Sobald es dämmerte, verzog er sich nun jeden Tag in die neue Arbeitsumgebung; den Fußmarsch zur alten Burg nutzte er stets zum Nachdenken. Das Gemäuer war feucht und zugig, doch das Ziel klar vor Augen saß er Nacht um Nacht in dieser Kemenate.

Die Erleuchtung brachten ihm nach all den Misserfolgen die verbotenen Schriften. Verschrien und verdammt – de Rais hatte trotzdem Recht: Nur Leben bringt Leben hervor. Tote Materie blieb tot, egal wie sehr man sie aufkochte, pulverisierte, destillierte und auflöste. Der Tod gab nichts zurück, er nahm sich alles unerbittlich.

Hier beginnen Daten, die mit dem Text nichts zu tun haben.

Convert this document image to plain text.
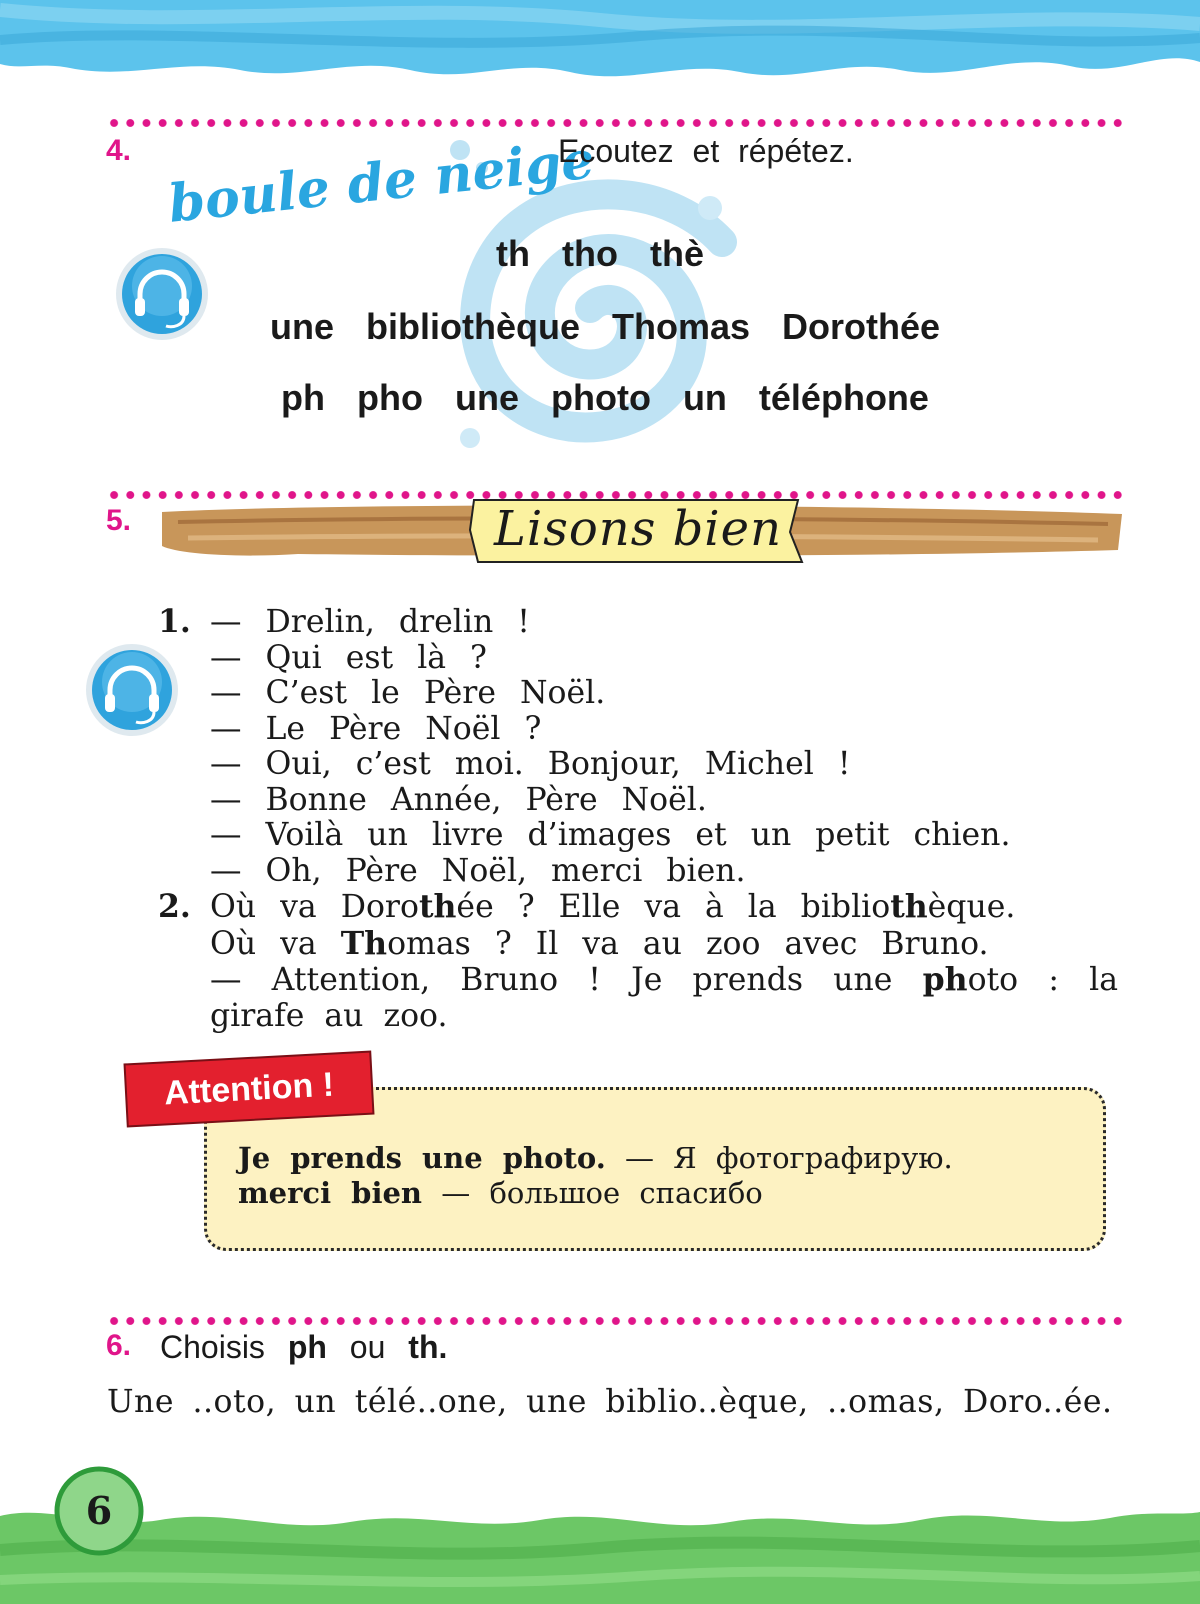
4. boule de neige
Ecoutez et répétez.
th tho thè
une bibliothèque Thomas Dorothée
ph pho une photo un téléphone
5.	Lisons bien
1. — Drelin, drelin !
— Qui est là ?
— C’est le Père Noël.
— Le Père Noël ?
— Oui, c’est moi. Bonjour, Michel !
— Bonne Année, Père Noël.
— Voilà un livre d’images et un petit chien.
— Oh, Père Noël, merci bien.
2. Où va Dorothée ? Elle va à la bibliothèque.
Où va Thomas ? Il va au zoo avec Bruno.
— Attention, Bruno ! Je prends une photo : la girafe au zoo.
Attention !
Je prends une photo. — Я фотографирую.
merci bien — большое спасибо
6. Choisis ph ou th.
Une ..oto, un télé..one, une biblio..èque, ..omas, Doro..ée.
6
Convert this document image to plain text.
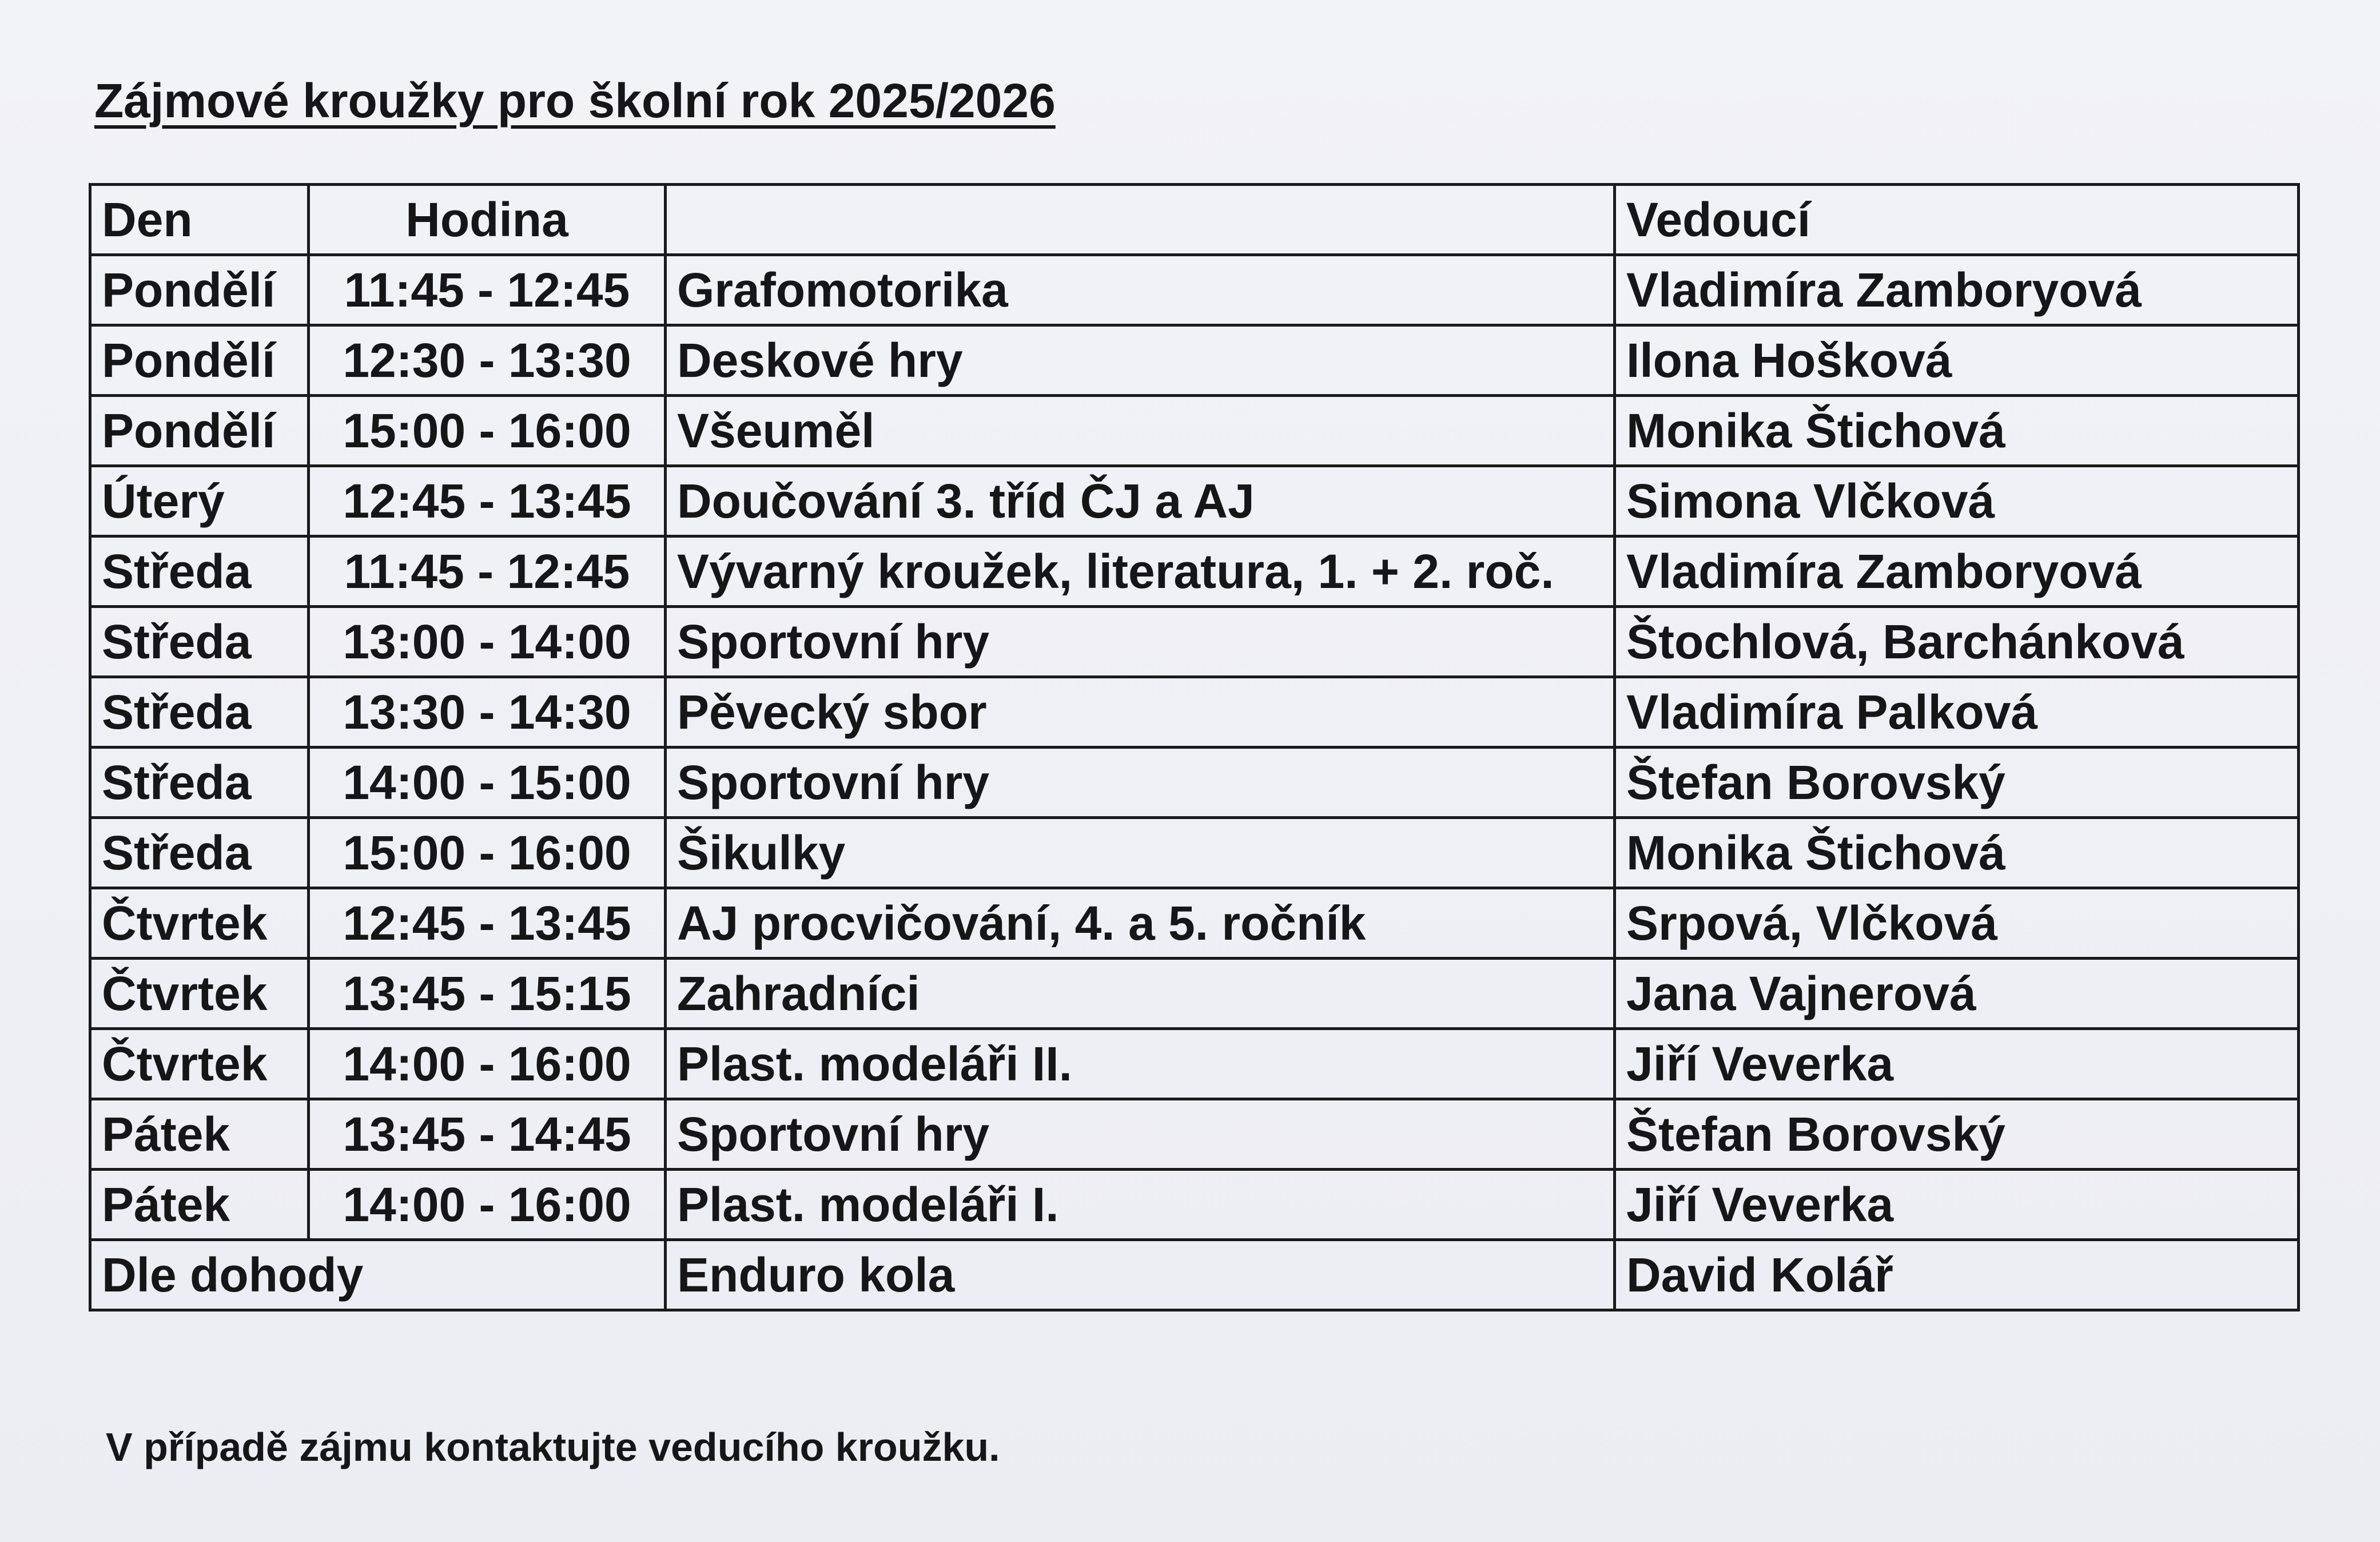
Zájmové kroužky pro školní rok 2025/2026
Den	Hodina		Vedoucí
Pondělí	11:45 - 12:45	Grafomotorika	Vladimíra Zamboryová
Pondělí	12:30 - 13:30	Deskové hry	Ilona Hošková
Pondělí	15:00 - 16:00	Všeuměl	Monika Štichová
Úterý	12:45 - 13:45	Doučování 3. tříd ČJ a AJ	Simona Vlčková
Středa	11:45 - 12:45	Vývarný kroužek, literatura, 1. + 2. roč.	Vladimíra Zamboryová
Středa	13:00 - 14:00	Sportovní hry	Štochlová, Barchánková
Středa	13:30 - 14:30	Pěvecký sbor	Vladimíra Palková
Středa	14:00 - 15:00	Sportovní hry	Štefan Borovský
Středa	15:00 - 16:00	Šikulky	Monika Štichová
Čtvrtek	12:45 - 13:45	AJ procvičování, 4. a 5. ročník	Srpová, Vlčková
Čtvrtek	13:45 - 15:15	Zahradníci	Jana Vajnerová
Čtvrtek	14:00 - 16:00	Plast. modeláři II.	Jiří Veverka
Pátek	13:45 - 14:45	Sportovní hry	Štefan Borovský
Pátek	14:00 - 16:00	Plast. modeláři I.	Jiří Veverka
Dle dohody		Enduro kola	David Kolář
V případě zájmu kontaktujte veducího kroužku.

Ulrich stand ihm bei seinem Vorhaben stets als treuer Begleiter zur Seite. Ohne Kritik und ohne Nachfragen half er bei jeglichen Versuchen, baute geeignete Fallen und kümmerte sich um die Entsorgung der Überreste.

All die Tage kehrte Wilhelm erst weit nach Mitternacht zu seiner Frau zurück. Im Mondlicht wirkte ihre Haut wie frischer Marmor, kalt, glatt und doch so zerbrechlich. In den ersten Sonnenstrahlen des Morgens erkannte er die Müdigkeit in ihrem Gesicht, die Krankheit, und beschloss, noch härter zu arbeiten – noch erbarmungsloser.

Zurück in seiner Kemenate sperrte er jegliches Mitgefühl in den hintersten Winkel seines Gemüts.

---

Dort, wo es nun hervorbrach.

Die verängstigten Augen, welche die seinen gefangen hielten bis zum bittersten Ende, hatten sich in sein Hirn eingebrannt. Selbst jetzt, wo er alles niederschrieb, trieben sie ihm noch Fausthiebe in die Magengrube. Erneut setze er das Seziermesser an, nun an dem anderen Schenkel, und das Blut floss in sein Tintenfässchen.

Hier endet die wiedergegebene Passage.